Nastolatek wyrasta na lidera Sandecji
Sandecja bardzo słabo rozpoczęła nowy sezon w pierwszej lidze. Po porażce w kiepskim stylu trudno znaleźć pozytywny w sądeckiej drużynie, a jedynym wydaje się bardzo dobry występ młodego obrońcy.
Według opinii wielu osób, które oglądały sobotnie spotkanie w Nowym Sączu, najlepszym spośród zawodników gospodarzy był Przemysław Szarek.
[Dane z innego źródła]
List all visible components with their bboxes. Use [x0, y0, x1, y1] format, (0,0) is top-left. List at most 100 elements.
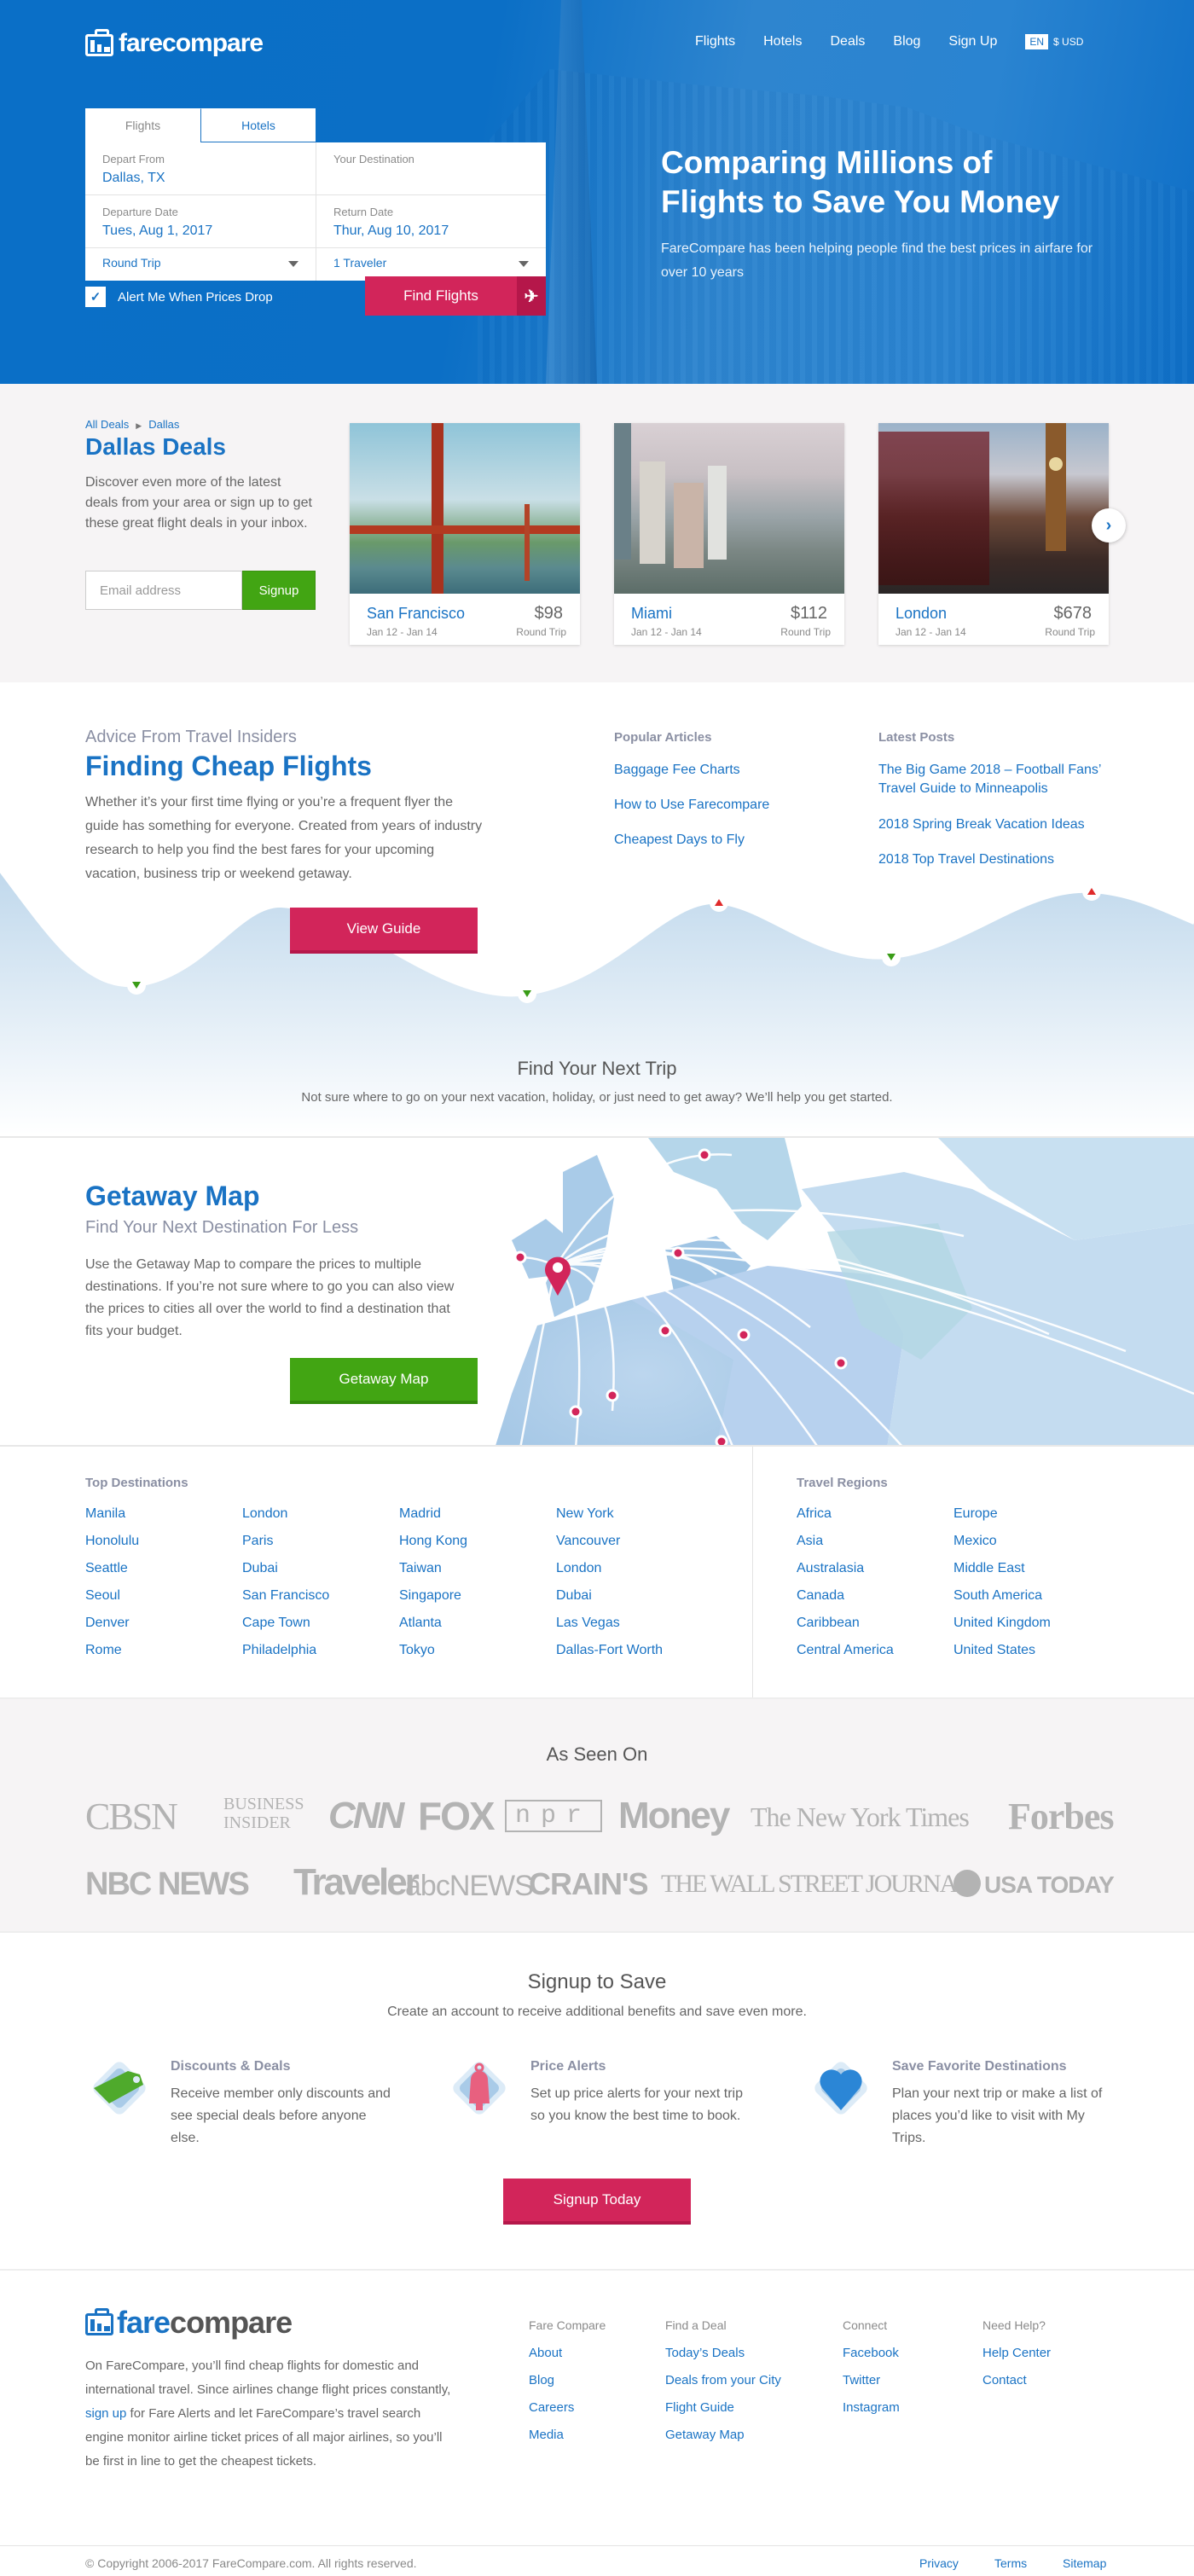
footer-link[interactable]: Deals from your City — [665, 2373, 781, 2387]
region-link[interactable]: South America — [953, 1588, 1042, 1604]
trip-type-select[interactable]: Round Trip — [85, 248, 316, 281]
currency-selector[interactable]: $ USD — [1053, 36, 1083, 48]
nav-flights[interactable]: Flights — [695, 34, 735, 49]
destination-link[interactable]: Singapore — [399, 1588, 461, 1604]
return-date-value[interactable]: Thur, Aug 10, 2017 — [333, 223, 529, 239]
region-link[interactable]: Asia — [797, 1534, 823, 1549]
latest-post-link[interactable]: 2018 Top Travel Destinations — [878, 850, 1054, 869]
find-flights-button[interactable]: Find Flights ✈ — [365, 276, 546, 316]
destination-link[interactable]: Atlanta — [399, 1616, 442, 1631]
destination-link[interactable]: San Francisco — [242, 1588, 329, 1604]
destination-link[interactable]: Madrid — [399, 1506, 441, 1522]
destination-link[interactable]: Vancouver — [556, 1534, 620, 1549]
destination-link[interactable]: London — [242, 1506, 287, 1522]
map-destination-dot[interactable] — [834, 1356, 848, 1370]
depart-from-field[interactable]: Depart From Dallas, TX — [85, 142, 316, 194]
destination-link[interactable]: Tokyo — [399, 1643, 435, 1658]
terms-link[interactable]: Terms — [994, 2556, 1027, 2570]
region-link[interactable]: United States — [953, 1643, 1035, 1658]
deal-card[interactable]: Miami Jan 12 - Jan 14 $112 Round Trip — [614, 423, 844, 645]
destination-link[interactable]: Seattle — [85, 1561, 128, 1576]
footer-link[interactable]: Careers — [529, 2400, 574, 2415]
map-destination-dot[interactable] — [715, 1435, 728, 1447]
logo[interactable]: farecompare — [85, 29, 264, 58]
map-destination-dot[interactable] — [658, 1324, 672, 1337]
map-destination-dot[interactable] — [513, 1250, 527, 1264]
map-destination-dot[interactable] — [737, 1328, 751, 1342]
map-destination-dot[interactable] — [671, 1246, 685, 1260]
footer-link[interactable]: Instagram — [843, 2400, 900, 2415]
region-link[interactable]: Europe — [953, 1506, 998, 1522]
region-link[interactable]: Australasia — [797, 1561, 864, 1576]
nav-hotels[interactable]: Hotels — [763, 34, 802, 49]
europe-route-map[interactable] — [461, 1138, 1194, 1447]
email-input[interactable]: Email address — [85, 571, 242, 610]
latest-post-link[interactable]: The Big Game 2018 – Football Fans’ Trave… — [878, 761, 1126, 798]
footer-link[interactable]: About — [529, 2346, 562, 2360]
map-destination-dot[interactable] — [698, 1148, 711, 1162]
tab-flights[interactable]: Flights — [85, 108, 200, 142]
popular-article-link[interactable]: Baggage Fee Charts — [614, 761, 740, 780]
footer-link[interactable]: Contact — [982, 2373, 1027, 2387]
destination-link[interactable]: Taiwan — [399, 1561, 442, 1576]
nav-sign-up[interactable]: Sign Up — [948, 34, 997, 49]
destination-link[interactable]: Denver — [85, 1616, 130, 1631]
sitemap-link[interactable]: Sitemap — [1063, 2556, 1106, 2570]
footer-link[interactable]: Twitter — [843, 2373, 880, 2387]
destination-link[interactable]: Rome — [85, 1643, 122, 1658]
depart-from-value[interactable]: Dallas, TX — [102, 171, 298, 186]
map-destination-dot[interactable] — [569, 1405, 583, 1419]
footer-logo[interactable]: fare compare — [85, 2305, 293, 2341]
region-link[interactable]: Central America — [797, 1643, 894, 1658]
footer-sign-up-link[interactable]: sign up — [85, 2406, 126, 2421]
return-date-field[interactable]: Return Date Thur, Aug 10, 2017 — [316, 195, 546, 247]
region-link[interactable]: Middle East — [953, 1561, 1025, 1576]
latest-post-link[interactable]: 2018 Spring Break Vacation Ideas — [878, 815, 1085, 834]
popular-article-link[interactable]: How to Use Farecompare — [614, 796, 769, 815]
getaway-map-button[interactable]: Getaway Map — [290, 1358, 478, 1404]
destination-link[interactable]: Dubai — [556, 1588, 592, 1604]
tab-hotels[interactable]: Hotels — [200, 108, 316, 142]
destination-link[interactable]: Seoul — [85, 1588, 120, 1604]
destination-link[interactable]: Hong Kong — [399, 1534, 467, 1549]
destination-link[interactable]: New York — [556, 1506, 614, 1522]
deal-card[interactable]: London Jan 12 - Jan 14 $678 Round Trip — [878, 423, 1109, 645]
footer-link[interactable]: Flight Guide — [665, 2400, 734, 2415]
breadcrumb-dallas[interactable]: Dallas — [148, 418, 179, 431]
region-link[interactable]: Caribbean — [797, 1616, 860, 1631]
view-guide-button[interactable]: View Guide — [290, 908, 478, 954]
destination-link[interactable]: Paris — [242, 1534, 273, 1549]
privacy-link[interactable]: Privacy — [919, 2556, 959, 2570]
destination-link[interactable]: Cape Town — [242, 1616, 310, 1631]
destination-field[interactable]: Your Destination — [316, 142, 546, 194]
destination-link[interactable]: Las Vegas — [556, 1616, 620, 1631]
destination-link[interactable]: Manila — [85, 1506, 125, 1522]
price-alert-checkbox[interactable]: ✓ — [85, 287, 106, 307]
footer-link[interactable]: Today’s Deals — [665, 2346, 745, 2360]
deal-card[interactable]: San Francisco Jan 12 - Jan 14 $98 Round … — [350, 423, 580, 645]
destination-link[interactable]: Dallas-Fort Worth — [556, 1643, 663, 1658]
footer-link[interactable]: Help Center — [982, 2346, 1051, 2360]
region-link[interactable]: United Kingdom — [953, 1616, 1051, 1631]
language-selector[interactable]: EN — [1025, 34, 1049, 49]
destination-link[interactable]: Honolulu — [85, 1534, 139, 1549]
signup-button[interactable]: Signup — [242, 571, 316, 610]
signup-today-button[interactable]: Signup Today — [503, 2179, 691, 2225]
nav-blog[interactable]: Blog — [893, 34, 920, 49]
region-link[interactable]: Canada — [797, 1588, 844, 1604]
footer-link[interactable]: Blog — [529, 2373, 554, 2387]
destination-link[interactable]: Dubai — [242, 1561, 278, 1576]
destination-link[interactable]: Philadelphia — [242, 1643, 316, 1658]
destination-link[interactable]: London — [556, 1561, 601, 1576]
departure-date-value[interactable]: Tues, Aug 1, 2017 — [102, 223, 298, 239]
departure-date-field[interactable]: Departure Date Tues, Aug 1, 2017 — [85, 195, 316, 247]
popular-article-link[interactable]: Cheapest Days to Fly — [614, 831, 745, 850]
region-link[interactable]: Africa — [797, 1506, 832, 1522]
region-link[interactable]: Mexico — [953, 1534, 997, 1549]
footer-link[interactable]: Getaway Map — [665, 2428, 745, 2442]
map-destination-dot[interactable] — [606, 1389, 619, 1402]
footer-link[interactable]: Facebook — [843, 2346, 899, 2360]
nav-deals[interactable]: Deals — [830, 34, 865, 49]
price-alert-label[interactable]: Alert Me When Prices Drop — [118, 290, 273, 305]
breadcrumb-all-deals[interactable]: All Deals — [85, 418, 129, 431]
Młody stoper wykazał się dużą pewnością w swoich interwencjach, ustrzegł się popełniania błędów, a przy straconych bramkach nie mógł nic poradzić. Zapewne w innej sytuacji występ tego zawodnika nie zasługiwałby na równie duże pochwały, ale w tym przypadku okoliczności są ku temu sprzyjające, ponieważ wspomniany obrońca ma dopiero… 17 lat i rozgrywał swój drugi w życiu mecz na szczeblu pierwszej ligi!
Debiut na zapleczu T-Mobile Ekstraklasy, wychowanek Dunajca Nowy Sącz zaliczył w ubiegłym sezonie, kiedy wszedł na ostatnich kilkanaście minut spotkania z Flotą Świnoujście. Było to dokładnie miesiąc po jego siedemnastych urodzinach. Wcześniej grywał w drużynie juniorów starszych Sandecji walczącej w Lidze Makroregionalnej oraz czwartoligowym zespole rezerw nowosądeckiej drużyny. - Przemek jest bardzo utalentowanym zawodnikiem, ma spore możliwości i mam zamiar dawać mu szanse ligowych występów. Oczywiście on cały czas się uczy gry w piłkę nożną, brakuje mu doświadczenia co ze względu na wiek jest zupełnie normalne, ale w parze z bardziej doświadczonym obrońcą mogą stworzyć bardzo szczelną linię defensywną - w takich słowach charakteryzował swojego podopiecznego trener Mirosław Hajdo przed rozpoczęciem sezonu.We wspomnianym wyjazdowym meczu pucharowym, Szarek zaliczył pełny wymiar czasowy, znacznie przyczyniając się do odniesienia zwycięstwa. Dzięki temu zapewne stres związany z rozpoczęciem meczu w wyjściowym składzie był opanowany. - Trener rozmawiał ze mną wcześniej na temat meczu i powiedział, że wystąpię w pierwszym składzie. Dzięki temu mogłem się spokojnie przygotować psychicznie do tego spotkania - wyjaśnił dla portalu SportoweFakty.pl piłkarz Sandecji.